La ripresa sta arrivando, ma i redditi non se ne sono accorti, anzi, stanno fermi al 1986. Ventisette anni fa le entrate disponibili pro capite erano pari a 17.200 euro, ora, nel 2013, sono più alte per soli 100 euro.
Nel quarto di secolo abbondante che separa le due ere (il 1986 è stato l’anno del disastro nucleare di Chernobyl) si è però impennato il fisco e le spese obbligate — dalla casa, alla sanità e alla salute — si sono messe a correre. Oggi assorbono il 46 per cento dei consumi familiari, 6.500 euro l’anno circa, solo una ventina di anni fa, nel 1992 si accontentavano del 32,3 per cento, fermandosi a quota 2.700 euro.
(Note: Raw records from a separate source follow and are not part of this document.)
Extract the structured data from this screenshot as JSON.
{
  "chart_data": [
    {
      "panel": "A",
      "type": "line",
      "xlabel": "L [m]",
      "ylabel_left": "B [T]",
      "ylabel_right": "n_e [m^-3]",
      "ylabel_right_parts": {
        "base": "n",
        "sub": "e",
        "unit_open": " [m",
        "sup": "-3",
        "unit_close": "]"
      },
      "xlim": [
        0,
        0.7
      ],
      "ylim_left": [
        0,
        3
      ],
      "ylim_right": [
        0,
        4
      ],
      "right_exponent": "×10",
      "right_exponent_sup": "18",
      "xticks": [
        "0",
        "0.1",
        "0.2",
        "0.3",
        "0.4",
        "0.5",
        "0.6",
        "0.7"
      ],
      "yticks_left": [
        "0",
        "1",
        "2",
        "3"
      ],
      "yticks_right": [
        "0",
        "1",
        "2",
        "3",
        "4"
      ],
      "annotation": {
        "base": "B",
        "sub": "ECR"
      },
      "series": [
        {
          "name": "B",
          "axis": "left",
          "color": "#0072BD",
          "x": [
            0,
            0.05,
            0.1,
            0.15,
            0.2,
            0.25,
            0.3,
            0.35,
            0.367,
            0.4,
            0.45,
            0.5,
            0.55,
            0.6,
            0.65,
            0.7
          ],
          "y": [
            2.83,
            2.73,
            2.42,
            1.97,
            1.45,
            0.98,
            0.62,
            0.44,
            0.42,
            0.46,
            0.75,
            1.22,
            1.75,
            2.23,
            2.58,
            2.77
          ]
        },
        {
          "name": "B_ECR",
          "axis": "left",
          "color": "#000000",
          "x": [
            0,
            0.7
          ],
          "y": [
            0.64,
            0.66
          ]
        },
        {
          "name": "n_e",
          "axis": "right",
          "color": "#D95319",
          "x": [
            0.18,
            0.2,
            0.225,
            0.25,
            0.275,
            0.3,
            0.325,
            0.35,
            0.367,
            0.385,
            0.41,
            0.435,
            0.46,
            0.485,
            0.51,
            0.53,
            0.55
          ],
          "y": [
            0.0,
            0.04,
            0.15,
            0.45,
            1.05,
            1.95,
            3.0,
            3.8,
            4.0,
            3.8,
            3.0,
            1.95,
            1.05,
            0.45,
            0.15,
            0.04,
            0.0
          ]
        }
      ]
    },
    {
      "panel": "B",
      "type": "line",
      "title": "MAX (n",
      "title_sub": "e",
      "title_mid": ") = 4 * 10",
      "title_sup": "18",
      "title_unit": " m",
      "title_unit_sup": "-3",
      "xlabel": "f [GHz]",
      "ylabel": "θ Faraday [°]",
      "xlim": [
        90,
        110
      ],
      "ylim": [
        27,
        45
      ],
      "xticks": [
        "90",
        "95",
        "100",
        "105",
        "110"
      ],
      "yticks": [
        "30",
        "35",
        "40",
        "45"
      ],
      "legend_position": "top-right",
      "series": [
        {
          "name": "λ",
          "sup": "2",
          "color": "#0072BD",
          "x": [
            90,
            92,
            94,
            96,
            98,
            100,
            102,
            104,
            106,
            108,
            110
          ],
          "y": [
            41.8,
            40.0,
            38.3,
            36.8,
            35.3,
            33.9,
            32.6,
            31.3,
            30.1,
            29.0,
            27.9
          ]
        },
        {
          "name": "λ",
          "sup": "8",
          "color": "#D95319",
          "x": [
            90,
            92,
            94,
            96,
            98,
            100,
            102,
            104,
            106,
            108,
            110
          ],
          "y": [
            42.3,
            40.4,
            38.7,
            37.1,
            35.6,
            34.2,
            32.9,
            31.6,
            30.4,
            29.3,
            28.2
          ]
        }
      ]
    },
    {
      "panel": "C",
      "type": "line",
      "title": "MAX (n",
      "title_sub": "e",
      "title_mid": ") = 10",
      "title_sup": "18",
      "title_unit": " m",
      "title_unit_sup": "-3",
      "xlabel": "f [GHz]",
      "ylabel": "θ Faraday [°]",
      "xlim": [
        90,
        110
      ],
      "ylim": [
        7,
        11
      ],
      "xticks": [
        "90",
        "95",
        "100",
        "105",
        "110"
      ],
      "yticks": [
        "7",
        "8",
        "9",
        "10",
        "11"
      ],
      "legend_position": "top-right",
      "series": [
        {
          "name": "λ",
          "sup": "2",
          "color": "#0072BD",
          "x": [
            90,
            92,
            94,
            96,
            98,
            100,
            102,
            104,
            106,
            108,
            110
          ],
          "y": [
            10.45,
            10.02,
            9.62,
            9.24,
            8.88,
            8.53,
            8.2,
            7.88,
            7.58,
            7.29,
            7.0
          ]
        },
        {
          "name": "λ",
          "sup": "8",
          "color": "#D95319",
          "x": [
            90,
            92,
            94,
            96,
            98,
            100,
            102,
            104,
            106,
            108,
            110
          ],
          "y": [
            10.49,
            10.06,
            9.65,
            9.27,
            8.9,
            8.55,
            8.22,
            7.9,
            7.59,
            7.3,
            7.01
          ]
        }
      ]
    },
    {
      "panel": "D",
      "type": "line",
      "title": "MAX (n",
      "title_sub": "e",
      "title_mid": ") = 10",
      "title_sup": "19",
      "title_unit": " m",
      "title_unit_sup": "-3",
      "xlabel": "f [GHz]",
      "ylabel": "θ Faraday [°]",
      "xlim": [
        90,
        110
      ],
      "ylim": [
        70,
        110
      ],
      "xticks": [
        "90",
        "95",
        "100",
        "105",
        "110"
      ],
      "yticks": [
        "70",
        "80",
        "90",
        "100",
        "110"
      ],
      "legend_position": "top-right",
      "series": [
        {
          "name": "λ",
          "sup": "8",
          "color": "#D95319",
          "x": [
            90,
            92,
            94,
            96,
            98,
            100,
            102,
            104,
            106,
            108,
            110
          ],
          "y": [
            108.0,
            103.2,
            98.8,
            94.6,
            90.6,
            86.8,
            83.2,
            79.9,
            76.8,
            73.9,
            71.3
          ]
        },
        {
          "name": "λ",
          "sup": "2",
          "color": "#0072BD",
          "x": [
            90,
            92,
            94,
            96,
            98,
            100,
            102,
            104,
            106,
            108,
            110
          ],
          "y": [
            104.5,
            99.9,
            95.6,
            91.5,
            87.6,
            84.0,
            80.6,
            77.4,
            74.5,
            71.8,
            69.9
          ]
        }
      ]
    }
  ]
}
Tutto gli altri consumi, quindi, sono stretti in una morsa e la ripresa — conclude Confcommercio dopo aver elaborato dati e confronti — «al momento è solo un dato statistico».
L’analisi elaborata dal Centro studi elenca le voci dolenti dei bilanci familiari: il 58 percento del budget se ne va per mantenere la casa, e un altro 25 per cento va a coprire i trasporti. Il 7 assorbe le spese sanitarie, il 10 per cento i servizi finanziari e la protezione sociale. Ma se nel 1992 per pagare tale paniere bastavano 100 euro, ora ce ne vogliono oltre 216: un balzo dovuto alla carenza di liberalizzazioni. Al contrario — sostiene il rapporto — è crollata la spesa per tutti gli altri beni messi in commercio (alimentari, abbigliamento, istruzione, servizi e quant’altro), passata in venti anni dal 51,4 al 39,8 per cento. Anche se in tali settori l’aumento dei prezzi è stato decisamente più contenuto: per 100 euro spesi nel 1992, ora ce ne vorrebbero 160.
«L’economia italiana non è stata contaminata dal risveglio » commenta, Carlo Sangalli, presidente di Confcommercio e in un quadro del genere — se tagliare il cuneo fiscale è una priorità — la riforma del fisco è un obbligo, anche perché «l’aumento dell’aliquota Iva trasformerebbe la crisi economica in crisi sociale: imprese e famiglie sono già state durissimamente colpite». In questo quadro complesso e difficile la crisi di governo «va sicuramente evitata», la politica deve «abbandonare il confronto muscolare » e avviare le riforme «che affrontino l’emergenzadel Paese». A partire dalle liberalizzazioni, dal fisco e dagli interventi a favore delle piccole imprese, che sulla questione chiedono un incontro al premier Letta.
Quanto ai consumi, il loro futuro è ancora in sofferenza: se dall’Ocse alla Confindustria intravedono la possibilità di uscire dalla crisi già da questo trimestre, secondo Confcommercio, per le vendite «nel 2014 ci sarà una flessione di modesta entità, limitata a circa due decimi di punto, ma nel biennio2012-13 la perdita reale è stata di oltre 6,5 punti percentuali». Se il crollo è dunque finito, il resto è tutto da recuperare.
La crisi ha portato le famiglie a raschiare il fondo del barile: non si vendono più nemmeno i balocchi. Il settore — tra gennaio e luglio — ha subito un calo delle vendite del 3,4 per cento in valore e del 2,4 in volume, confermando — dice Assogiocattoli — la tendenza registrata già nel 2012 (meno 2 per cento in valore sul 2011).